Personal information
- Full name: William Joseph McSpeerin
- Nickname: The Shark
- Born: 25 September 1874 Carlton, Victoria
- Died: 3 June 1943 (aged 68) Brunswick East, Victoria
- Position: Rover

Playing career^{1}
- Years: Club / Games (Goals)
- 1894-1896: Fitzroy (VFA) / 43 (15)
- 1897–1904: Fitzroy / 126 (93)
- Total:  / 169 (108)
- ^{1} Playing statistics correct to the end of 1904.

Career highlights
- VFA premiership player 1895; 3× VFL premiership player: 1898, 1899, 1904; Fitzroy captain: 1901–1902; Fitroy leading goalkicker: 1899;

= Bill McSpeerin =

Australian rules footballer (1874–1943)

William Joseph McSpeerin (25 September 1874 – 3 June 1943) was an Australian rules footballer who played for the Fitzroy Football Club in the Victorian Football League (VFL).

==Family==
The son of James McSpeerin (1846–1909), and Catherine McSpeerin (1842–1890), née Reid, William Joseph McSpeerin was born at Carlton, Victoria on 25 September 1874.

He married Mary Anna "Marie" Rau (1876–1961) in 1906.

==Football==
A rover, McSpeerin debuted with Fitzroy when the club was still in the Victorian Football Association (VFA) and was a member of their 1895 premiership side.
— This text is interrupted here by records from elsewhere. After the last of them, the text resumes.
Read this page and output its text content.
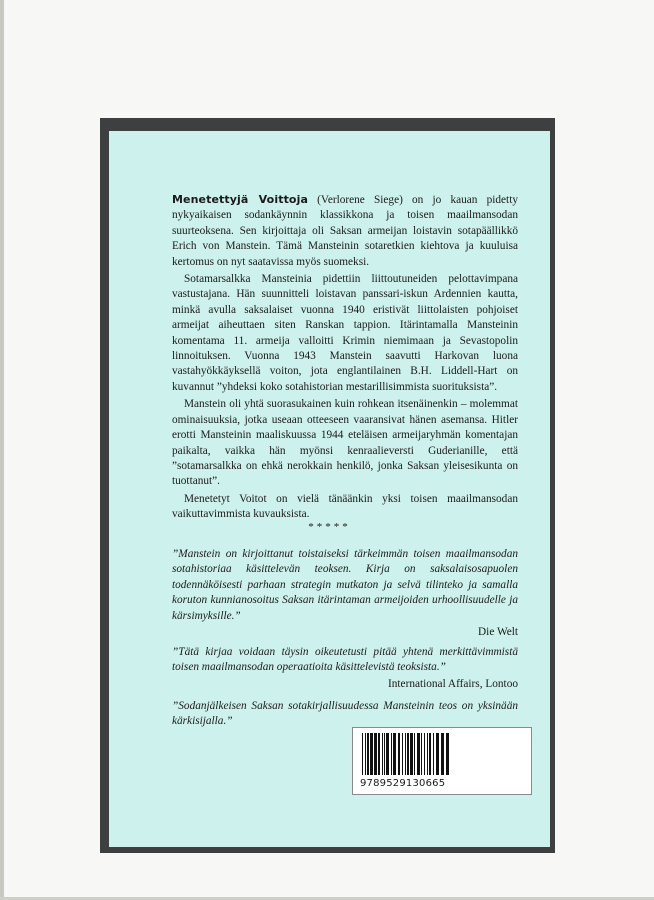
Menetettyjä Voittoja (Verlorene Siege) on jo kauan pidetty nykyaikaisen sodankäynnin klassikkona ja toisen maailmansodan suurteoksena. Sen kirjoittaja oli Saksan armeijan loistavin sotapäällikkö Erich von Manstein. Tämä Mansteinin sotaretkien kiehtova ja kuuluisa kertomus on nyt saatavissa myös suomeksi.

Sotamarsalkka Mansteinia pidettiin liittoutuneiden pelottavimpana vastustajana. Hän suunnitteli loistavan panssari-iskun Ardennien kautta, minkä avulla saksalaiset vuonna 1940 eristivät liittolaisten pohjoiset armeijat aiheuttaen siten Ranskan tappion. Itärintamalla Mansteinin komentama 11. armeija valloitti Krimin niemimaan ja Sevastopolin linnoituksen. Vuonna 1943 Manstein saavutti Harkovan luona vastahyökkäyksellä voiton, jota englantilainen B.H. Liddell-Hart on kuvannut ”yhdeksi koko sotahistorian mestarillisimmista suorituksista”.

Manstein oli yhtä suorasukainen kuin rohkean itsenäinenkin – molemmat ominaisuuksia, jotka useaan otteeseen vaaransivat hänen asemansa. Hitler erotti Mansteinin maaliskuussa 1944 eteläisen armeijaryhmän komentajan paikalta, vaikka hän myönsi kenraalieversti Guderianille, että ”sotamarsalkka on ehkä nerokkain henkilö, jonka Saksan yleisesikunta on tuottanut”.

Menetetyt Voitot on vielä tänäänkin yksi toisen maailmansodan vaikuttavimmista kuvauksista.

*****

”Manstein on kirjoittanut toistaiseksi tärkeimmän toisen maailmansodan sotahistoriaa käsittelevän teoksen. Kirja on saksalaisosapuolen todennäköisesti parhaan strategin mutkaton ja selvä tilinteko ja samalla koruton kunnianosoitus Saksan itärintaman armeijoiden urhoollisuudelle ja kärsimyksille.”

Die Welt

”Tätä kirjaa voidaan täysin oikeutetusti pitää yhtenä merkittävimmistä toisen maailmansodan operaatioita käsittelevistä teoksista.”

International Affairs, Lontoo

”Sodanjälkeisen Saksan sotakirjallisuudessa Mansteinin teos on yksinään kärkisijalla.”

9789529130665
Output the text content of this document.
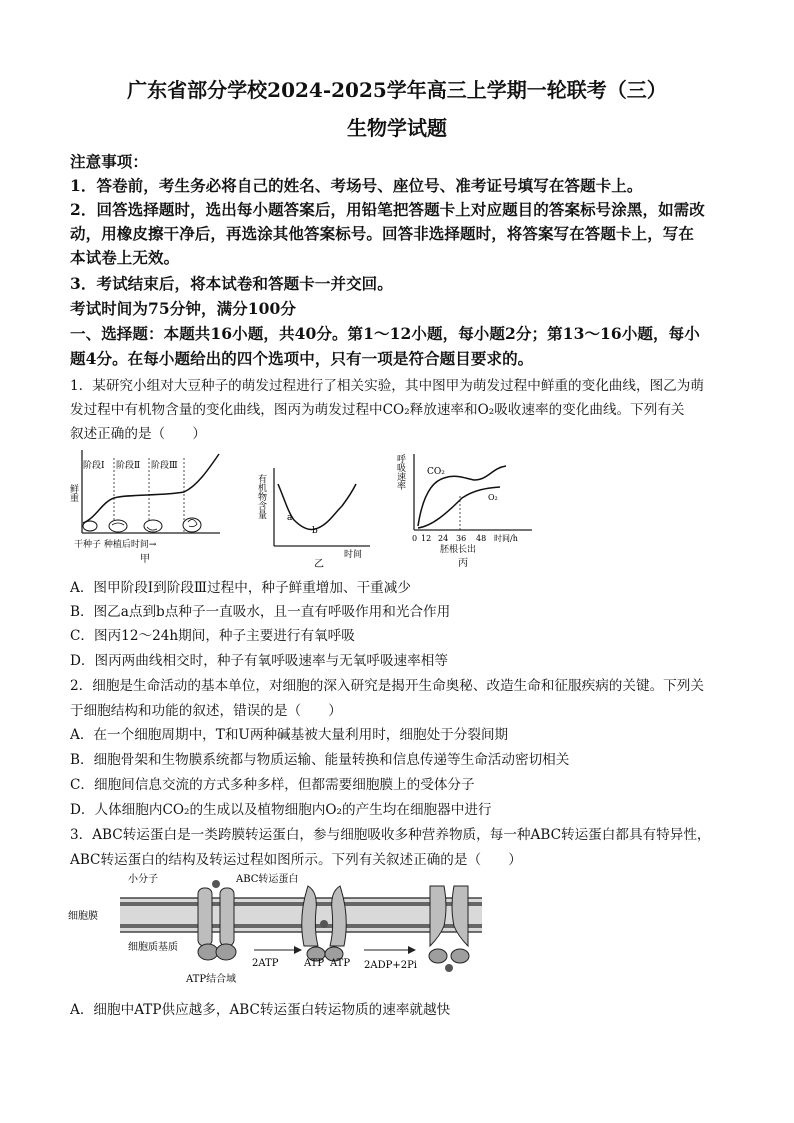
广东省部分学校2024-2025学年高三上学期一轮联考（三）
生物学试题
注意事项：
1．答卷前，考生务必将自己的姓名、考场号、座位号、准考证号填写在答题卡上。
2．回答选择题时，选出每小题答案后，用铅笔把答题卡上对应题目的答案标号涂黑，如需改
动，用橡皮擦干净后，再选涂其他答案标号。回答非选择题时，将答案写在答题卡上，写在
本试卷上无效。
3．考试结束后，将本试卷和答题卡一并交回。
考试时间为75分钟，满分100分
一、选择题：本题共16小题，共40分。第1～12小题，每小题2分；第13～16小题，每小
题4分。在每小题给出的四个选项中，只有一项是符合题目要求的。
1．某研究小组对大豆种子的萌发过程进行了相关实验，其中图甲为萌发过程中鲜重的变化曲线，图乙为萌
发过程中有机物含量的变化曲线，图丙为萌发过程中CO₂释放速率和O₂吸收速率的变化曲线。下列有关
叙述正确的是（　　）
阶段Ⅰ 阶段Ⅱ 阶段Ⅲ
鲜重
干种子 种植后时间→
甲
a
b
有机物含量
时间
乙
CO₂
O₂
呼吸速率
0 12 24 36 48 时间/h
胚根长出
丙
A．图甲阶段Ⅰ到阶段Ⅲ过程中，种子鲜重增加、干重减少
B．图乙a点到b点种子一直吸水，且一直有呼吸作用和光合作用
C．图丙12～24h期间，种子主要进行有氧呼吸
D．图丙两曲线相交时，种子有氧呼吸速率与无氧呼吸速率相等
2．细胞是生命活动的基本单位，对细胞的深入研究是揭开生命奥秘、改造生命和征服疾病的关键。下列关
于细胞结构和功能的叙述，错误的是（　　）
A．在一个细胞周期中，T和U两种碱基被大量利用时，细胞处于分裂间期
B．细胞骨架和生物膜系统都与物质运输、能量转换和信息传递等生命活动密切相关
C．细胞间信息交流的方式多种多样，但都需要细胞膜上的受体分子
D．人体细胞内CO₂的生成以及植物细胞内O₂的产生均在细胞器中进行
3．ABC转运蛋白是一类跨膜转运蛋白，参与细胞吸收多种营养物质，每一种ABC转运蛋白都具有特异性，
ABC转运蛋白的结构及转运过程如图所示。下列有关叙述正确的是（　　）
小分子	ABC转运蛋白
细胞膜
细胞质基质
2ATP	ATP ATP 2ADP+2Pi
ATP结合域
A．细胞中ATP供应越多，ABC转运蛋白转运物质的速率就越快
When the Victorian Football League was formed in 1897, McSpeerin was a key member of the team and appeared in 10 out of 14 games that season, including one match against St Kilda where he reportedly ran the entire length of the oval to kick a goal.

McSpeerin ("never a burly man, but tough as leather and supple as whipcord") became one of the leading players of the early VFL years, playing in Fitzroy premierships in 1898 and 1899, being appointed club captain in 1901, and in 1903 becoming the first Fitzroy footballer to play 100 VFL games.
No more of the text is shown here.